Just a bit further up the road was the Center.  Dave, Marika and I went in to check it out (and use their restrooms) before hiking, and Joachim, being in better shape, headed off to start up the mountain and try to get in two trails.  I worried about him hiking alone and was very happy later in the day to run into him hiking with the ship's trombone player, who had also been on his own.

There wasn't much to the Center.  There is a small museum, which we did not go in as it seemed over priced for it's size.  We liked this area at the tip (the whole place is shaped like a spearhead) as a nice place to sit and look out:


Just across the road and river from the center are the trail heads for all the local hiking.  



We started up the trail, which is really pretty, and easy to navigate, but also steep (we went up over 500 vertical meters--see that trail sign pointing straight up?  Yeah, there is a reason for that!).  With the trees to block the wind and all that exercise, we peeled off layers pretty quickly!  There are some shots here with Marika's new coat though.

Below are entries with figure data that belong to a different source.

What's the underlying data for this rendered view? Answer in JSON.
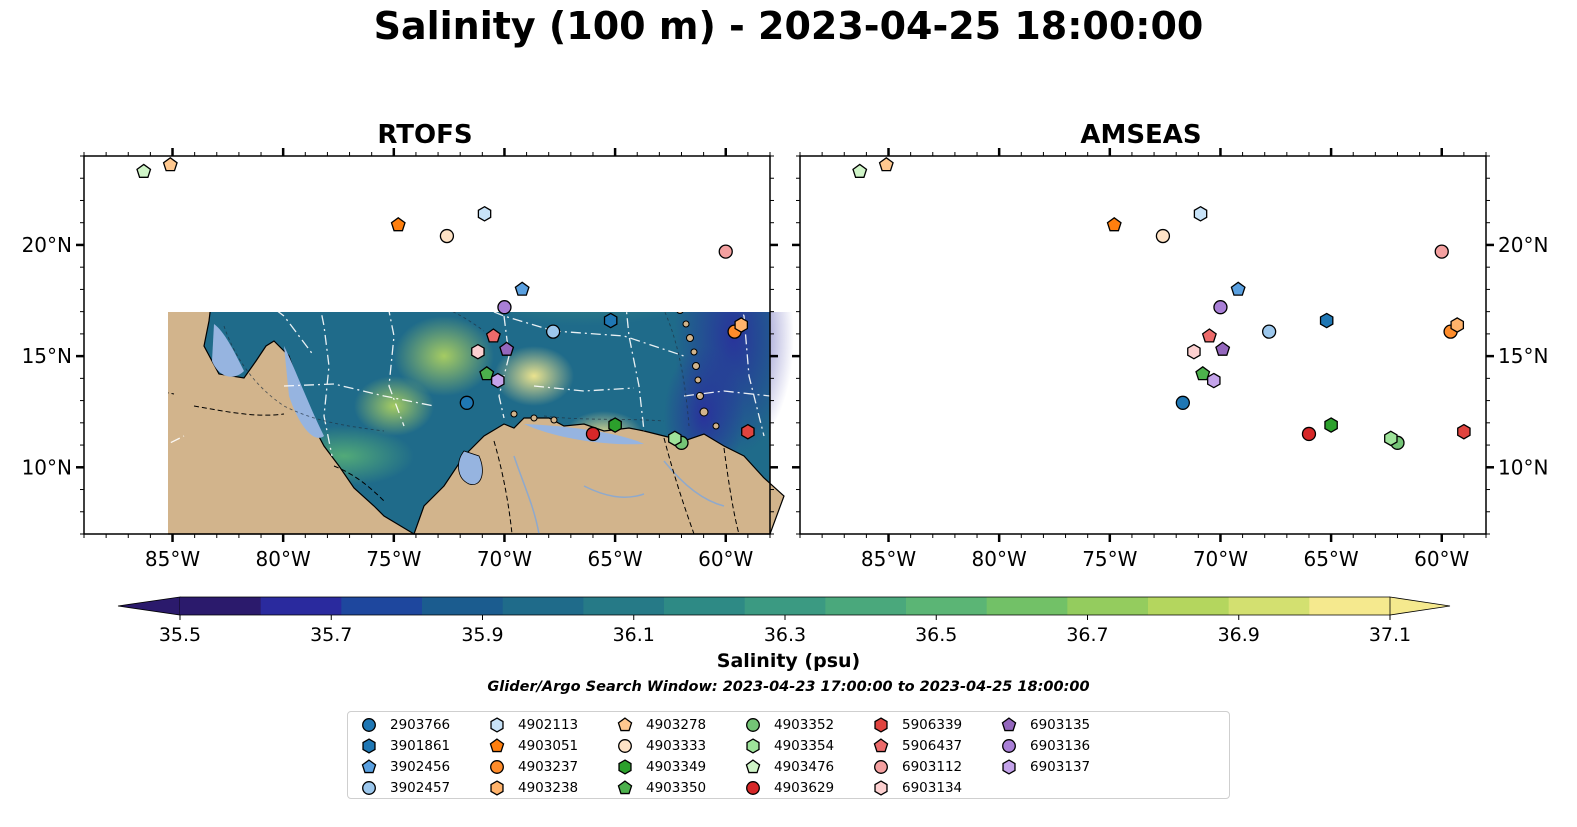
{
  "title": "Salinity (100 m) - 2023-04-25 18:00:00",
  "panels": [
    {
      "title": "RTOFS",
      "key": "rtofs"
    },
    {
      "title": "AMSEAS",
      "key": "amseas"
    }
  ],
  "map": {
    "lon_range": [
      -89,
      -58
    ],
    "lat_range": [
      7,
      24
    ],
    "lon_ticks": [
      {
        "value": -85,
        "label": "85°W"
      },
      {
        "value": -80,
        "label": "80°W"
      },
      {
        "value": -75,
        "label": "75°W"
      },
      {
        "value": -70,
        "label": "70°W"
      },
      {
        "value": -65,
        "label": "65°W"
      },
      {
        "value": -60,
        "label": "60°W"
      }
    ],
    "lat_ticks": [
      {
        "value": 10,
        "label": "10°N"
      },
      {
        "value": 15,
        "label": "15°N"
      },
      {
        "value": 20,
        "label": "20°N"
      }
    ],
    "colors": {
      "land": "#d2b48c",
      "shelf": "#96b4e0",
      "coast": "#000000",
      "eez": "#ffffff"
    }
  },
  "colorbar": {
    "label": "Salinity (psu)",
    "min": 35.5,
    "max": 37.1,
    "ticks": [
      "35.5",
      "35.7",
      "35.9",
      "36.1",
      "36.3",
      "36.5",
      "36.7",
      "36.9",
      "37.1"
    ],
    "colors": [
      "#2b1a6c",
      "#2a2a9e",
      "#1e479e",
      "#1b5c8f",
      "#1f6b8a",
      "#267a87",
      "#2e8a85",
      "#3b9a82",
      "#4aa87c",
      "#5bb575",
      "#72c167",
      "#94cc5e",
      "#b4d65e",
      "#d3e070",
      "#f5e98e"
    ]
  },
  "search_window": "Glider/Argo Search Window: 2023-04-23 17:00:00 to 2023-04-25 18:00:00",
  "floats": [
    {
      "id": "2903766",
      "marker": "circle",
      "color": "#1f77b4",
      "lon": -71.7,
      "lat": 12.9
    },
    {
      "id": "3901861",
      "marker": "hexagon",
      "color": "#1f77b4",
      "lon": -65.2,
      "lat": 16.6
    },
    {
      "id": "3902456",
      "marker": "pentagon",
      "color": "#5aa0e0",
      "lon": -69.2,
      "lat": 18.0
    },
    {
      "id": "3902457",
      "marker": "circle",
      "color": "#9cc7ec",
      "lon": -67.8,
      "lat": 16.1
    },
    {
      "id": "4902113",
      "marker": "hexagon",
      "color": "#c8e3f8",
      "lon": -70.9,
      "lat": 21.4
    },
    {
      "id": "4903051",
      "marker": "pentagon",
      "color": "#ff7f0e",
      "lon": -74.8,
      "lat": 20.9
    },
    {
      "id": "4903237",
      "marker": "circle",
      "color": "#ff8c2a",
      "lon": -59.6,
      "lat": 16.1
    },
    {
      "id": "4903238",
      "marker": "hexagon",
      "color": "#ffb36b",
      "lon": -59.3,
      "lat": 16.4
    },
    {
      "id": "4903278",
      "marker": "pentagon",
      "color": "#ffc88f",
      "lon": -85.1,
      "lat": 23.6
    },
    {
      "id": "4903333",
      "marker": "circle",
      "color": "#ffe3c6",
      "lon": -72.6,
      "lat": 20.4
    },
    {
      "id": "4903349",
      "marker": "hexagon",
      "color": "#2ca02c",
      "lon": -65.0,
      "lat": 11.9
    },
    {
      "id": "4903350",
      "marker": "pentagon",
      "color": "#4cb04c",
      "lon": -70.8,
      "lat": 14.2
    },
    {
      "id": "4903352",
      "marker": "circle",
      "color": "#74c476",
      "lon": -62.0,
      "lat": 11.1
    },
    {
      "id": "4903354",
      "marker": "hexagon",
      "color": "#9ee39a",
      "lon": -62.3,
      "lat": 11.3
    },
    {
      "id": "4903476",
      "marker": "pentagon",
      "color": "#d0f5c8",
      "lon": -86.3,
      "lat": 23.3
    },
    {
      "id": "4903629",
      "marker": "circle",
      "color": "#d62728",
      "lon": -66.0,
      "lat": 11.5
    },
    {
      "id": "5906339",
      "marker": "hexagon",
      "color": "#e0443f",
      "lon": -59.0,
      "lat": 11.6
    },
    {
      "id": "5906437",
      "marker": "pentagon",
      "color": "#ec6a6a",
      "lon": -70.5,
      "lat": 15.9
    },
    {
      "id": "6903112",
      "marker": "circle",
      "color": "#f4a0a0",
      "lon": -60.0,
      "lat": 19.7
    },
    {
      "id": "6903134",
      "marker": "hexagon",
      "color": "#fcd0d0",
      "lon": -71.2,
      "lat": 15.2
    },
    {
      "id": "6903135",
      "marker": "pentagon",
      "color": "#9467bd",
      "lon": -69.9,
      "lat": 15.3
    },
    {
      "id": "6903136",
      "marker": "circle",
      "color": "#a97fd6",
      "lon": -70.0,
      "lat": 17.2
    },
    {
      "id": "6903137",
      "marker": "hexagon",
      "color": "#c4a3ea",
      "lon": -70.3,
      "lat": 13.9
    }
  ]
}
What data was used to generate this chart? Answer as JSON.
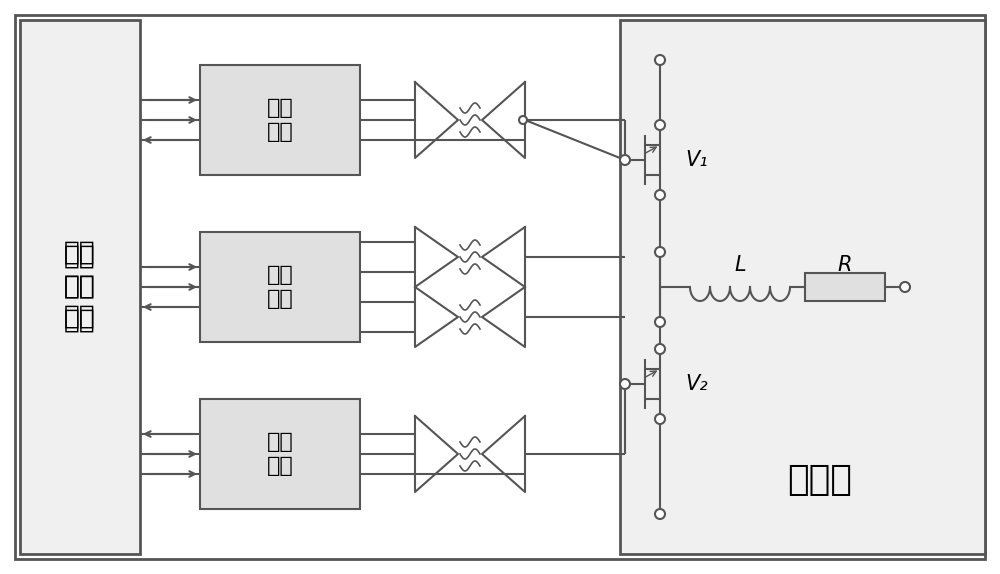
{
  "bg": "#ffffff",
  "lc": "#555555",
  "lw": 1.5,
  "box_fill": "#e8e8e8",
  "inner_box_fill": "#d8d8d8",
  "left_label": "电子\n控制\n电路",
  "main_label": "主电路",
  "box_labels": [
    "检测\n电路",
    "保护\n电路",
    "驱动\n电路"
  ],
  "V1_label": "V₁",
  "V2_label": "V₂",
  "L_label": "L",
  "R_label": "R"
}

When you climb high enough, you break out of the trees and into an area with sweeping views:




After one last steep section, across that field, you reach a gate and cross through grazing sheep and goats:






On the other end, up top, you have reached the ridge and a choice of where to hike:


This is where we ran into Joachim and the trombone player.  They were returning from the fjord view area and heading the other way to also see the waterfall (you can hike right to it and even walk behind it).  We headed out to the fjord view along the nice flat, wide, almost road like path:



and it was pretty awesome:













We probably had enough time to have doubled back and gone to the waterfall as well, but the sky was completely clouded over and it looked like a heavy rain could come in, so we decided on the safer idea of getting off the mountain at that point.  Joachim did make t to the falls, and I will post some of his photos of them in a separate post for those of you who are interested.

Back down the mountain, we hung out for a bit n the very pleasant pier area, lingering until the rain actually began to leave this little bit of paradise:

(this is a photo of the waterfall taken from down in town)


(there were plenty of bike rentals for mountain bike enthusiasts) 


All in all we had a lovely day, and got some good exercise as well.  If the signs are to be believed, we hiked about 12 kilometers.